Cette façon de faire permettrait à la fois de désengorger les urgences et de libérer des médecins, qui pourraient se concentrer sur les cas plus sévères, selon la FIQ.

L’organisation syndicale demande toutefois au ministère de la Santé de contribuer financièrement à cette initiative. Sans être en mesure de chiffrer le coût d’implantation de ces cliniques, la présidente de la FIQ, Régine Laurent, croit que Québec n’aurait pas besoin d’investir de l’argent neuf.

«Ce qu’on veut, c’est que le financement soit public, mais ça peut être des structures très légères. C’est juste un déplacement. C’est clair qu’il y aurait moins de monde à l’urgence et dans le syndrome de la porte tournante», a-t-elle spécifié, en marge d'un conseil fédéral qui réunissait 500 délégués à Trois-Rivières.

Mme Laurent affirme d’ailleurs avoir trouvé une oreille attentive auprès du ministre des Finances du Québec, Nicolas Marceau, lorsqu’elle lui a présenté le projet.

Gestion locale

Les cliniques seraient gérées directement par les professionnels qui y travaillent, sur le modèle d’entreprises en économie sociale.

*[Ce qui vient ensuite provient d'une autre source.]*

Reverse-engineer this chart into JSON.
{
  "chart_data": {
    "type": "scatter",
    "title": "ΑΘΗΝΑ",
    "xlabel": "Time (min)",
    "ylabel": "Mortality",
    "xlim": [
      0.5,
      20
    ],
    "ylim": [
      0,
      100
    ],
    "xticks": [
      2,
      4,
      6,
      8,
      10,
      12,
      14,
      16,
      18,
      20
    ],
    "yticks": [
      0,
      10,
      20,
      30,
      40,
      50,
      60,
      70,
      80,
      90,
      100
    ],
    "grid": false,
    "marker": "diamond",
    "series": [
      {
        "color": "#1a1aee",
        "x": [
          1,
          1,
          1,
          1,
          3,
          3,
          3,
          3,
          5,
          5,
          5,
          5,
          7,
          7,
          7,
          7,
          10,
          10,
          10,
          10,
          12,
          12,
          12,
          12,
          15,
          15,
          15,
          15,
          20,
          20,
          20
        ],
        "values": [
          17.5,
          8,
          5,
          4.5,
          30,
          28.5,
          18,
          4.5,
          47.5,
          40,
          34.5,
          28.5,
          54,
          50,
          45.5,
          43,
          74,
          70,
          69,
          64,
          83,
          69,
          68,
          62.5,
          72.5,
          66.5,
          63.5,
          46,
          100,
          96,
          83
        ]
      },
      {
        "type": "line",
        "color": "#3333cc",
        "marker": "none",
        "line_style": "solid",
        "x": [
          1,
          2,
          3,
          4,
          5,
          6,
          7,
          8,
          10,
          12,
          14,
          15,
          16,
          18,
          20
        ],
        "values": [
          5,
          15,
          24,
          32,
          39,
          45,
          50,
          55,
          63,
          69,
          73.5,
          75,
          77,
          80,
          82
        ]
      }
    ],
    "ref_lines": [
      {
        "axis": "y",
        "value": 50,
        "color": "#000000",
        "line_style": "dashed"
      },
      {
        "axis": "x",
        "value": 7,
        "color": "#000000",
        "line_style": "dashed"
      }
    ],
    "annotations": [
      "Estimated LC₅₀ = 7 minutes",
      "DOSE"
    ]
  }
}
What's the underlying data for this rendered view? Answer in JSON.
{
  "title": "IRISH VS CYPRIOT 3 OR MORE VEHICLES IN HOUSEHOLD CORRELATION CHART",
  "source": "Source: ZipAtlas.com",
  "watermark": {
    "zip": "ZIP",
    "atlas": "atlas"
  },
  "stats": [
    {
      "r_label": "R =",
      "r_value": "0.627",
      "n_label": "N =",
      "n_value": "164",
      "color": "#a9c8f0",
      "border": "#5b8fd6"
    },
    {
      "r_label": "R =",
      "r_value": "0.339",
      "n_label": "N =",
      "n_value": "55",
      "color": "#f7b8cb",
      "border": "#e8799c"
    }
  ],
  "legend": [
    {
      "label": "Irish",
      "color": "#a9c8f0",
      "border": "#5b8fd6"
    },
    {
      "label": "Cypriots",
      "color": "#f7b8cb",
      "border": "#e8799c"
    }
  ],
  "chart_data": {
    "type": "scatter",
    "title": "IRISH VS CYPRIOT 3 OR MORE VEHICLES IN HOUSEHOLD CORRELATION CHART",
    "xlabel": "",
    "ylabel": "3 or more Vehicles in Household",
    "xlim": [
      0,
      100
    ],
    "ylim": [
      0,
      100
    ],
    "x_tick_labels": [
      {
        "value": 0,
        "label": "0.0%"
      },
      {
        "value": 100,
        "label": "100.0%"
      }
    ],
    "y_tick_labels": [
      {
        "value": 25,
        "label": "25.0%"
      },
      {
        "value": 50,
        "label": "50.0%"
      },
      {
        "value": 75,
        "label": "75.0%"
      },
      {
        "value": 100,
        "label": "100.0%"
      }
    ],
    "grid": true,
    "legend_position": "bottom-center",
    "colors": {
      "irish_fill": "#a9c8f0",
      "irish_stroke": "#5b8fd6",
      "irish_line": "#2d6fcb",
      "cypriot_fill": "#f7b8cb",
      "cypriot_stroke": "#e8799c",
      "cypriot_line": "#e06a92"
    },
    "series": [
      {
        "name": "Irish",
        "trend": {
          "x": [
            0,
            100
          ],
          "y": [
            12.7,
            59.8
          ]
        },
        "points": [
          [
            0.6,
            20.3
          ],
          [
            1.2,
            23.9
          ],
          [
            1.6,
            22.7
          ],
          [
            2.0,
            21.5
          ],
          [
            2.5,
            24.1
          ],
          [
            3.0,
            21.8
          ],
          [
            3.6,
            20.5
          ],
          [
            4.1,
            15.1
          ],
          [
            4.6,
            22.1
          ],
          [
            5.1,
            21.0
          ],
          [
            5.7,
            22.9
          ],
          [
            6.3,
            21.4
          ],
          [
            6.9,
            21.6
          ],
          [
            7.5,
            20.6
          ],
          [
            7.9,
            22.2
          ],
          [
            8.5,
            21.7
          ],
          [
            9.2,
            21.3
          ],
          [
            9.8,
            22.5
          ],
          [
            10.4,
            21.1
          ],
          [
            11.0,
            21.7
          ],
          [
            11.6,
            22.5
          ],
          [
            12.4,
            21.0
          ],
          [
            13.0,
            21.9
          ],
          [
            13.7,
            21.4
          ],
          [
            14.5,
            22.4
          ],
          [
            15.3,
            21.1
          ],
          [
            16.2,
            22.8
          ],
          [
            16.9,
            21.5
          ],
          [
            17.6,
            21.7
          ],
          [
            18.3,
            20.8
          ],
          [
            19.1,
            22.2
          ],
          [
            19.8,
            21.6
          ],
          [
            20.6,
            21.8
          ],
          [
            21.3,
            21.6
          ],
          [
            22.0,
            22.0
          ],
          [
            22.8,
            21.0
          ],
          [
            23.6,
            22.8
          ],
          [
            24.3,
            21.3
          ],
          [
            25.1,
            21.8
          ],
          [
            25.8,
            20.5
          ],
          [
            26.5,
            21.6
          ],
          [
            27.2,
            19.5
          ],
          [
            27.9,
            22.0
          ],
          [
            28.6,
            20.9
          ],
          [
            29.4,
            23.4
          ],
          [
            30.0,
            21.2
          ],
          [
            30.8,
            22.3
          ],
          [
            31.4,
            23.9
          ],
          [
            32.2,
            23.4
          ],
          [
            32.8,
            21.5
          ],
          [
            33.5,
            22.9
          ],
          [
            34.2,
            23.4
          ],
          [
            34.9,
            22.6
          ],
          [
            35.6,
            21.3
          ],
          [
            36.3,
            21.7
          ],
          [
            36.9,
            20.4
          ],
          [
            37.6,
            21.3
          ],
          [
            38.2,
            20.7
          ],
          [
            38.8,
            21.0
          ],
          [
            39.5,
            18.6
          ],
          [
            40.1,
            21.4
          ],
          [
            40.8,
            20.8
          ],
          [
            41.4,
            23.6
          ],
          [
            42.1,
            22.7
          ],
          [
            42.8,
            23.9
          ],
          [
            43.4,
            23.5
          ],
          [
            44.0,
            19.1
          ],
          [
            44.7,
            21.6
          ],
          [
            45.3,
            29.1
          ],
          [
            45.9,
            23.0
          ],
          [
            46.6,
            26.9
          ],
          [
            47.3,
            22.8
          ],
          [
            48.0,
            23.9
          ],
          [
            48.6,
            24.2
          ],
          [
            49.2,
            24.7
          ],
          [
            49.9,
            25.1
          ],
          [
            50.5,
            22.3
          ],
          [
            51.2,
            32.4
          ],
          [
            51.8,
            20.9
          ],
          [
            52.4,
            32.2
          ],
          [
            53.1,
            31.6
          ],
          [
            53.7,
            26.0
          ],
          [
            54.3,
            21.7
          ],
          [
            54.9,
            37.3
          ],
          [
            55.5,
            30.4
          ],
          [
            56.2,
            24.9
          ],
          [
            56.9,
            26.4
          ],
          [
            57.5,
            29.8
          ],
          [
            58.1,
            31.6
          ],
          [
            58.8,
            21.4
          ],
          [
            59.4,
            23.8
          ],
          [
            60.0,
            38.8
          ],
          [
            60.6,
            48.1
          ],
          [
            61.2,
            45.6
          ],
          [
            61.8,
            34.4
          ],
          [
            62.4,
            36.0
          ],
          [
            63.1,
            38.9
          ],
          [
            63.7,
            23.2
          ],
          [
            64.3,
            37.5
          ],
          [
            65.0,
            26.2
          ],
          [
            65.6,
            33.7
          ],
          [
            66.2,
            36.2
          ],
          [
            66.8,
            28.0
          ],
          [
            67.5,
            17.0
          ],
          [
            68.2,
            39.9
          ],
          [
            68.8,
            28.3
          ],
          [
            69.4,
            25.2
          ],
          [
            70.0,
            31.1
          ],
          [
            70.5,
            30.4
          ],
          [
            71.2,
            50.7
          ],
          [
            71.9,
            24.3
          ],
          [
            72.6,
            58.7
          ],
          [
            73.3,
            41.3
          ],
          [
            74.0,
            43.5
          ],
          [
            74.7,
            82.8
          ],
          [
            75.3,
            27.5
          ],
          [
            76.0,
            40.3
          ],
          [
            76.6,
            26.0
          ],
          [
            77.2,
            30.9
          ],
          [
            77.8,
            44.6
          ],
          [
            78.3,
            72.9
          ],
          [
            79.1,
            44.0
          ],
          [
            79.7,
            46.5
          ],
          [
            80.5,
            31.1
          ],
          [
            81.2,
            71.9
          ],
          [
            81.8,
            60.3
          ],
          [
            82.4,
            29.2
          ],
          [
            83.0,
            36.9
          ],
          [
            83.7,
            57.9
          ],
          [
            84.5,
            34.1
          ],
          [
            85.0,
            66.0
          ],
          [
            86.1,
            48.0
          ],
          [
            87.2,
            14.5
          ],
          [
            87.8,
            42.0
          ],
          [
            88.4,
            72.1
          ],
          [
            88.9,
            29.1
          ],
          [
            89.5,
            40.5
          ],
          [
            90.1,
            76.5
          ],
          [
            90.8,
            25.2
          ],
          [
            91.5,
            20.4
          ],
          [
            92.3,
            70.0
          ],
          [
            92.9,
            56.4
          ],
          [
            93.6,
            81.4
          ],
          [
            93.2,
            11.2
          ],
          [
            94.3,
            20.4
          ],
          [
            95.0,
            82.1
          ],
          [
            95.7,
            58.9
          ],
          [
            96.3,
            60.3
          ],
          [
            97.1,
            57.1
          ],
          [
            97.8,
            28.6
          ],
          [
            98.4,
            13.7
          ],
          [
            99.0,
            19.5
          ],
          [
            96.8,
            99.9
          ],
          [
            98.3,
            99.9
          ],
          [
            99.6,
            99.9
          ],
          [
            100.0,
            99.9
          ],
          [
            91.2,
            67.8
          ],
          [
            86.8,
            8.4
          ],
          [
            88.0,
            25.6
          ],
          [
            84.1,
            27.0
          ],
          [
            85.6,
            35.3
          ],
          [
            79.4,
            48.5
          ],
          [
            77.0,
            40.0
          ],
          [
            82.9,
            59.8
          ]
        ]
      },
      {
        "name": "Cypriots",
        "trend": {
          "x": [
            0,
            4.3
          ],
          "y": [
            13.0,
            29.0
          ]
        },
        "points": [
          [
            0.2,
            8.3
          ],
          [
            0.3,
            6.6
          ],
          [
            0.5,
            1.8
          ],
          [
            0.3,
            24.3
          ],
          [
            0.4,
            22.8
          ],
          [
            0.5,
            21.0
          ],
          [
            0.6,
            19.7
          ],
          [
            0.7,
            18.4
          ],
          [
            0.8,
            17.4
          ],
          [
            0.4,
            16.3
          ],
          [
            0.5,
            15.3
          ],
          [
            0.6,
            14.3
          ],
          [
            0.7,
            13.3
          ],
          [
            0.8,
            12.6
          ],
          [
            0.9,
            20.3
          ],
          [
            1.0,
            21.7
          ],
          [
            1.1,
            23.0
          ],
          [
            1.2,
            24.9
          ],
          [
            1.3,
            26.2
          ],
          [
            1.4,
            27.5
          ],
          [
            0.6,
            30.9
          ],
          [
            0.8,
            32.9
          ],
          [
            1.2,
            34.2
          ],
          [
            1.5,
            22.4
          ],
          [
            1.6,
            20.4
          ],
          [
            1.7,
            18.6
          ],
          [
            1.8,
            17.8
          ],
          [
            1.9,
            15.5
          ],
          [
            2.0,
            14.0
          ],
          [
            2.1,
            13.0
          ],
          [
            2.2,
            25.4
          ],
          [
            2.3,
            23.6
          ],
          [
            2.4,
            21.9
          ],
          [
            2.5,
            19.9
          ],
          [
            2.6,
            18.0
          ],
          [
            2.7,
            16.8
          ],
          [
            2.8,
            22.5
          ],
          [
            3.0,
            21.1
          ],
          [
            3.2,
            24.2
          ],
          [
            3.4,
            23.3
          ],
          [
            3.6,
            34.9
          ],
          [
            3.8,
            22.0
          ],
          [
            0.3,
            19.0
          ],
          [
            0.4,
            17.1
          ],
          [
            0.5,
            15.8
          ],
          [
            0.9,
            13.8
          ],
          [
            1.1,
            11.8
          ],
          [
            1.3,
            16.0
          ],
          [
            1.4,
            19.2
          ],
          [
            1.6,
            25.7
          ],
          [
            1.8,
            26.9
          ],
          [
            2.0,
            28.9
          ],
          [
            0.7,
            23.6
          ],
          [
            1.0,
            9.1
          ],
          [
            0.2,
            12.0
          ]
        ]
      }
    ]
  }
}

«On est capables de gérer tous seuls et fiez-vous que si ce sont des professionnels en soin qui font la gestion, ça va bien aller. Ça sûrement être moins lourd», a ajouté Mme Laurent.

La FIQ propose également la mise en place de «petites maisons pour aînés». Celles-ci feraient en sorte d’éviter que des couples de personnes âgées ne soient séparés en raison d’une différence des niveaux de soins requis. Le modèle d’opération serait le même que pour les cliniques de proximité.

En attente des CSSS

La concrétisation des deux projets de la FIQ repose sur les ordonnances collectives, qui permettent aux infirmières de faire le suivi médical et d’ajuster la médication d’un patient à la place du médecin pour quatre situations cliniques, soit l’hypertension artérielle, le diabète, l’anticoagulothérapie et la dyslipidémie. Le médecin reste toutefois responsable du diagnostic et de la prescription de médicaments.

Or, ces ordonnances devaient être adoptées par les centres de santé et de services sociaux (CSSS), ce qui n’a pas encore été fait. M. Laurent demande donc au ministère de la Santé d’intervenir, sans quoi les projets de la FIQ ne pourront voir le jour.

«Tant que les ordonnances n’ont pas été adoptées, on ne peut pas le faire. Mais il suffirait que le ministère décide qu’il n’a plus besoin d’attendre la permission des CSSS», a-t-elle indiqué.

Appel à la création d’un regroupement syndical

La FIQ a également appelé à la création d’un regroupement des syndicats qui représentent les professionnels de la santé.

«Il faut qu’on travaille tous ensemble pour la santé. Ça n’empêcherait pas pour autant les syndicats de conserver leur identité», a ajouté Mme Laurent.

La Centrale des syndicats du Québec, qui représente également les employés du milieu de la santé, a pour sa part qualifié cet appel à la solidarité de « maraudage déguisé ». Le regroupement a rappelé que la FIQ a récemment coupé les liens avec le Secrétariat intersyndical des services publics (SISP), qui représente également des employés de ce milieu.